The vibration frequencies of atoms in solids at normal temperatures are of the order of${\mathbf{10}}^{\mathbf{13}}\mathbf{}\mathbf{Hz}$. Imagine the atoms to be connected to one another by springs. Suppose that a single silver atom in a solid vibrates with this frequency and that all the other atoms are at rest. Compute the effective spring constant. One mole of silver ($\mathbf{6}\mathbf{.}\mathbf{021023}$atoms) has a mass of 108 g.

• Mass of one mole of silver is, m=0.108kg.
• Frequency (f)=${10}^{13}\mathrm{Hz}$.

We can find the total mass from the mass of one mole of silver and the number of atoms in silver. Then, using the given frequency, we can find the angular frequency. From mass and angular frequency we can find the spring constant.

Formulae:

Angular speed in terms of mass and spring constant,$\omega =\sqrt{\frac{k}{m}}or\omega =2\pi \mathrm{f}$ (i)

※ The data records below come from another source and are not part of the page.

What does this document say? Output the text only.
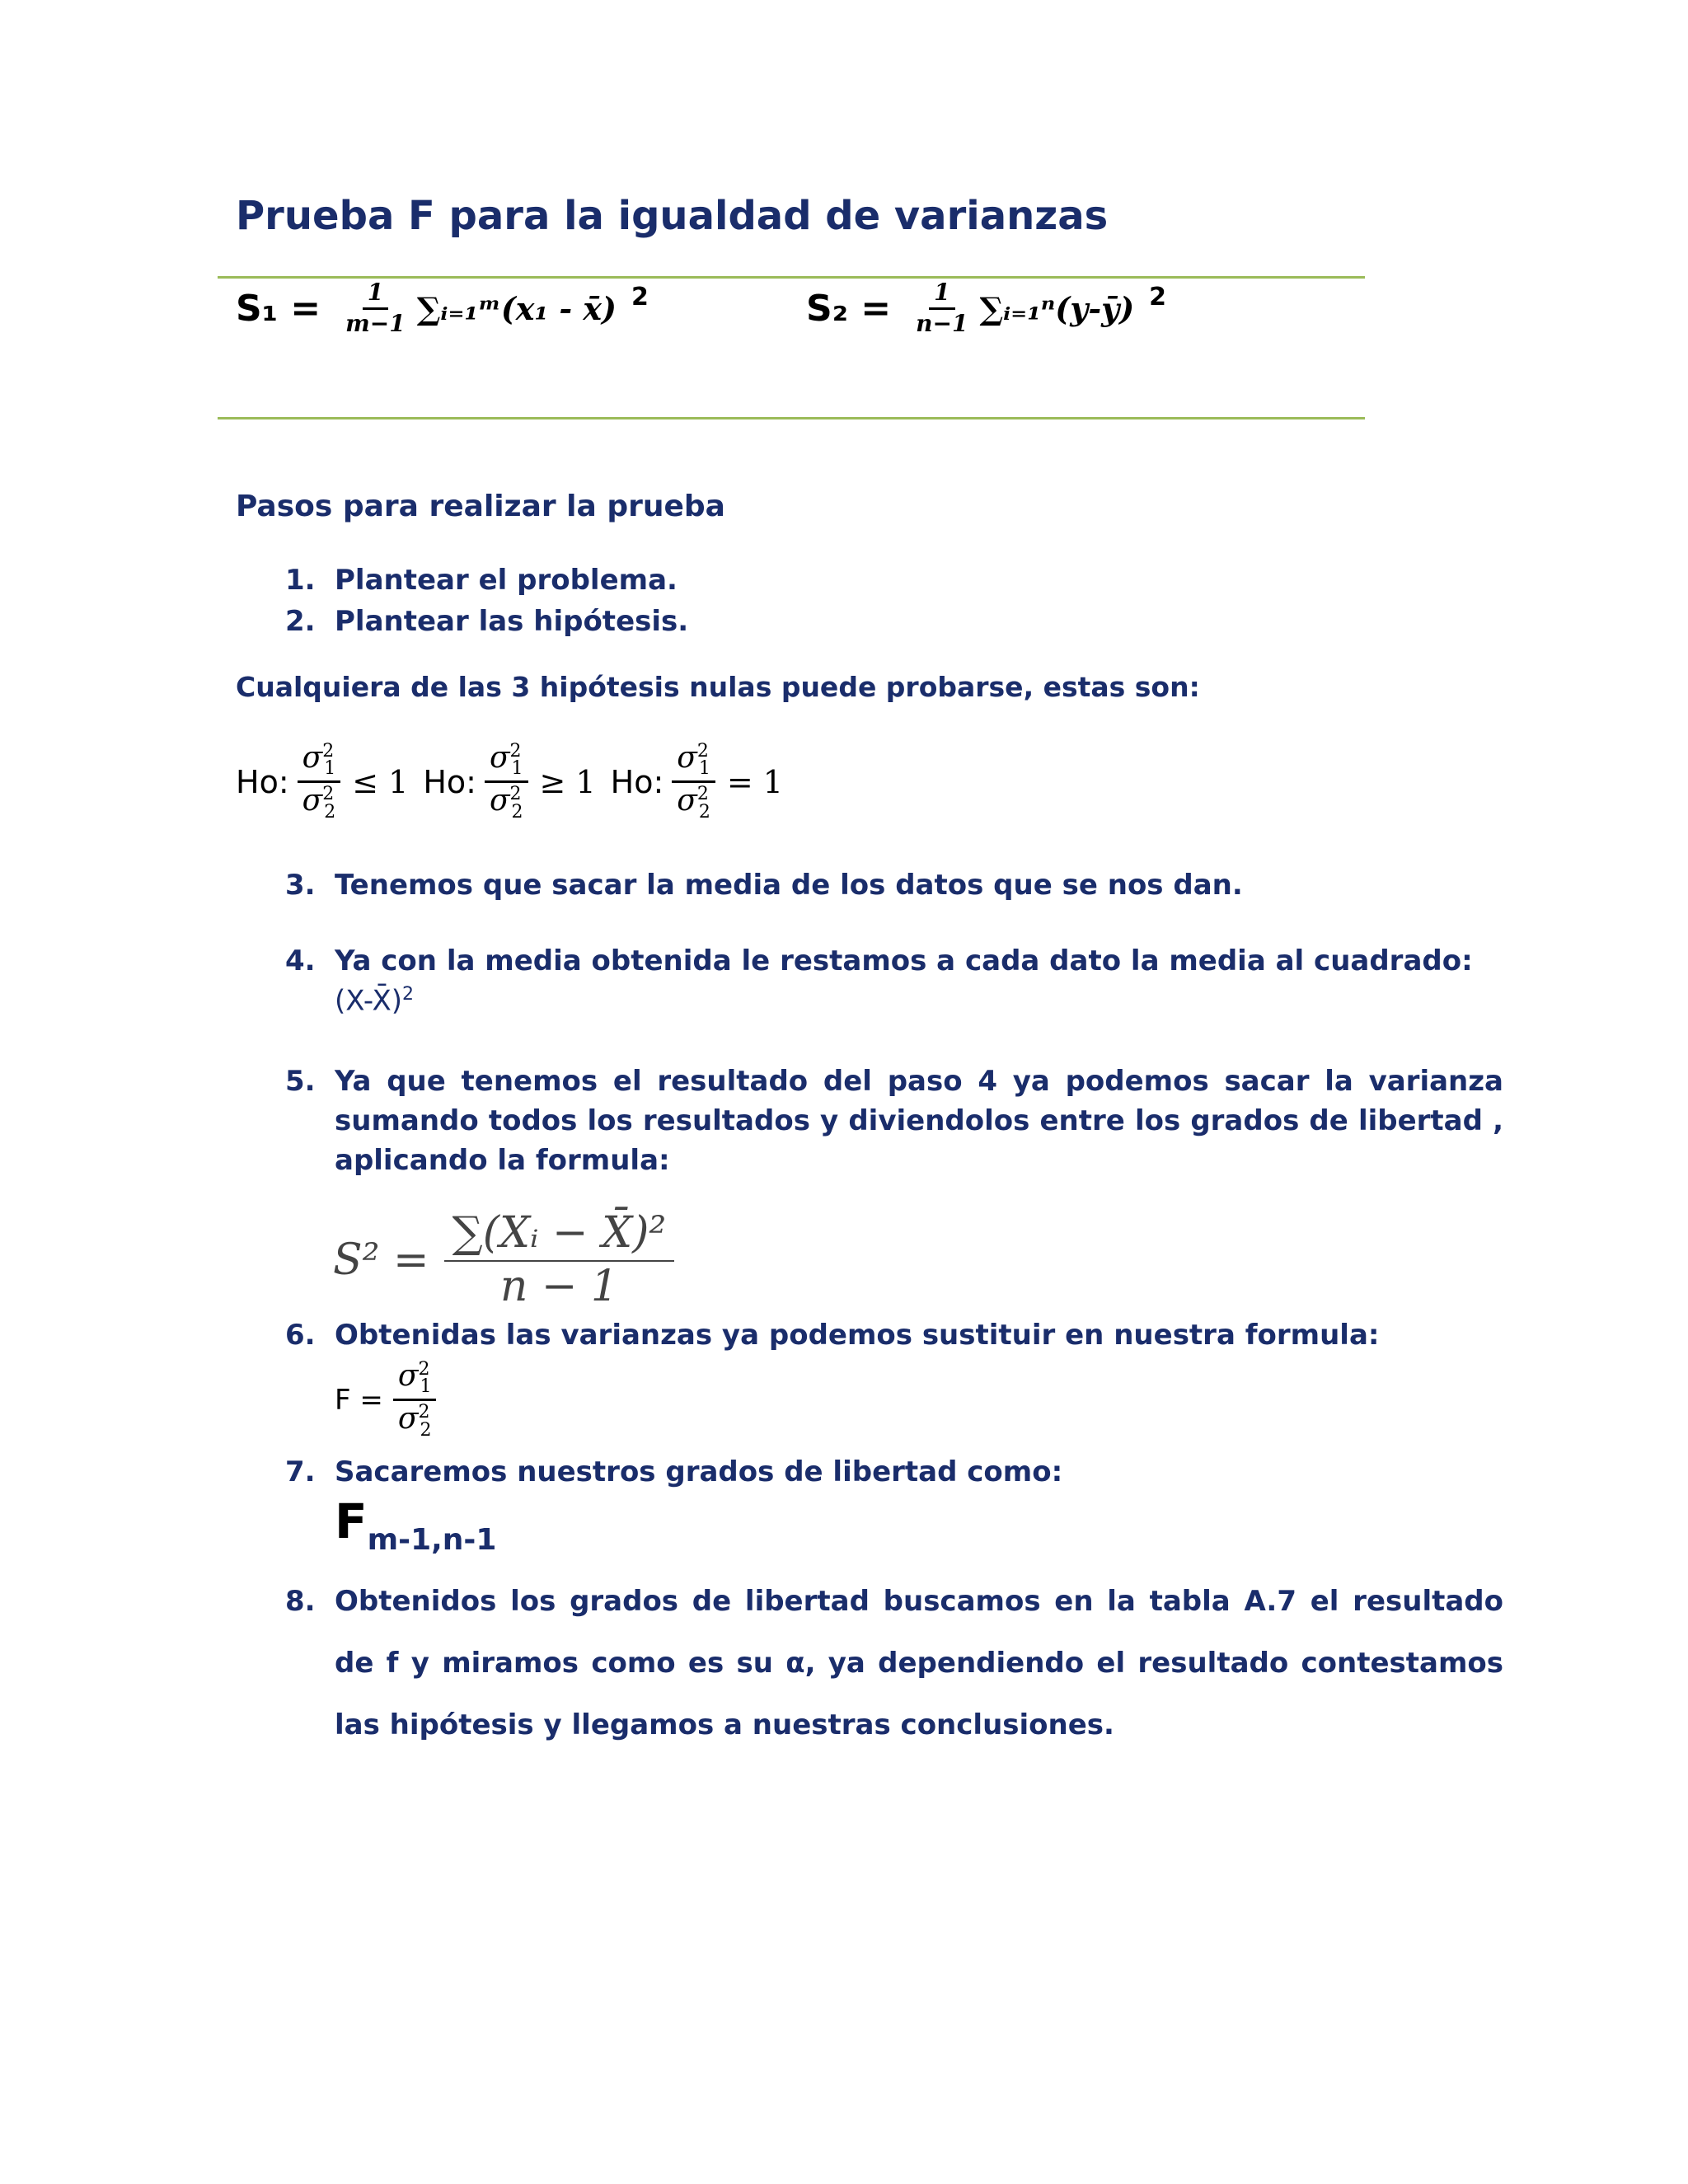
Prueba F para la igualdad de varianzas
$S_1 = \frac{1}{m-1}$ ∑ᵢ₌₁ᵐ(x₁ - x̄) 2	$S_2 = \frac{1}{n-1}$ ∑ᵢ₌₁ⁿ(y-ȳ) 2
Pasos para realizar la prueba
1. Plantear el problema.
2. Plantear las hipótesis.
Cualquiera de las 3 hipótesis nulas puede probarse, estas son:
Ho: $\frac{\sigma^2_1}{\sigma^2_2} \le 1$ Ho: $\frac{\sigma^2_1}{\sigma^2_2} \ge 1$ Ho: $\frac{\sigma^2_1}{\sigma^2_2} = 1$
3. Tenemos que sacar la media de los datos que se nos dan.
4. Ya con la media obtenida le restamos a cada dato la media al cuadrado:
(X-X̄)$^2$
5. Ya que tenemos el resultado del paso 4 ya podemos sacar la varianza sumando todos los resultados y diviendolos entre los grados de libertad , aplicando la formula:
$S^2 = \frac{\text{∑(Xᵢ − X̄)²}}{n - 1}$
6. Obtenidas las varianzas ya podemos sustituir en nuestra formula:
$F = \frac{\sigma^2_1}{\sigma^2_2}$
7. Sacaremos nuestros grados de libertad como:
Fm-1,n-1
8. Obtenidos los grados de libertad buscamos en la tabla A.7 el resultado de f y miramos como es su α, ya dependiendo el resultado contestamos las hipótesis y llegamos a nuestras conclusiones.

Mass of single silver atom:

$$\begin{gathered} \mathrm{m}=\frac{\mathrm{mass}\mathrm{of}\mathrm{one}\mathrm{mole}\mathrm{of}\mathrm{silver}}{\mathrm{no}.\mathrm{of}\mathrm{atoms}\mathrm{in}\mathrm{one}\mathrm{mole}\mathrm{of}\mathrm{silver}\mathrm{atom}} \\ =\frac{0.108\mathrm{kg}}{6.023\times {10}^{23}} \\ =1.79\times {10}^{-25}\mathrm{kg} \end{gathered}$$

Using equation (i), we can calculate the angular frequency of the oscillation as:

$$\begin{gathered} \omega =2\mathrm{\pi }\times {10}^{13} \\ =6.28\times {10}^{13}\mathrm{rad}/\mathrm{s} \end{gathered}$$

Using equation (i) and the value of angular frequency, we get the spring constant as:

$$\begin{gathered} k=m{\omega }^2 \\ =1.79\times {10}^{-25}\times (6.28\times {10}^{13}) \\ =706\mathrm{N}/\mathrm{m} \end{gathered}$$

By rounding off to appropriate significant figures:

$\mathrm{k}=7.0\times {10}^2\mathrm{N}/\mathrm{m}$

Hence, the value of effective spring constant is$7.0\times {10}^2\mathrm{N}/\mathrm{m}$.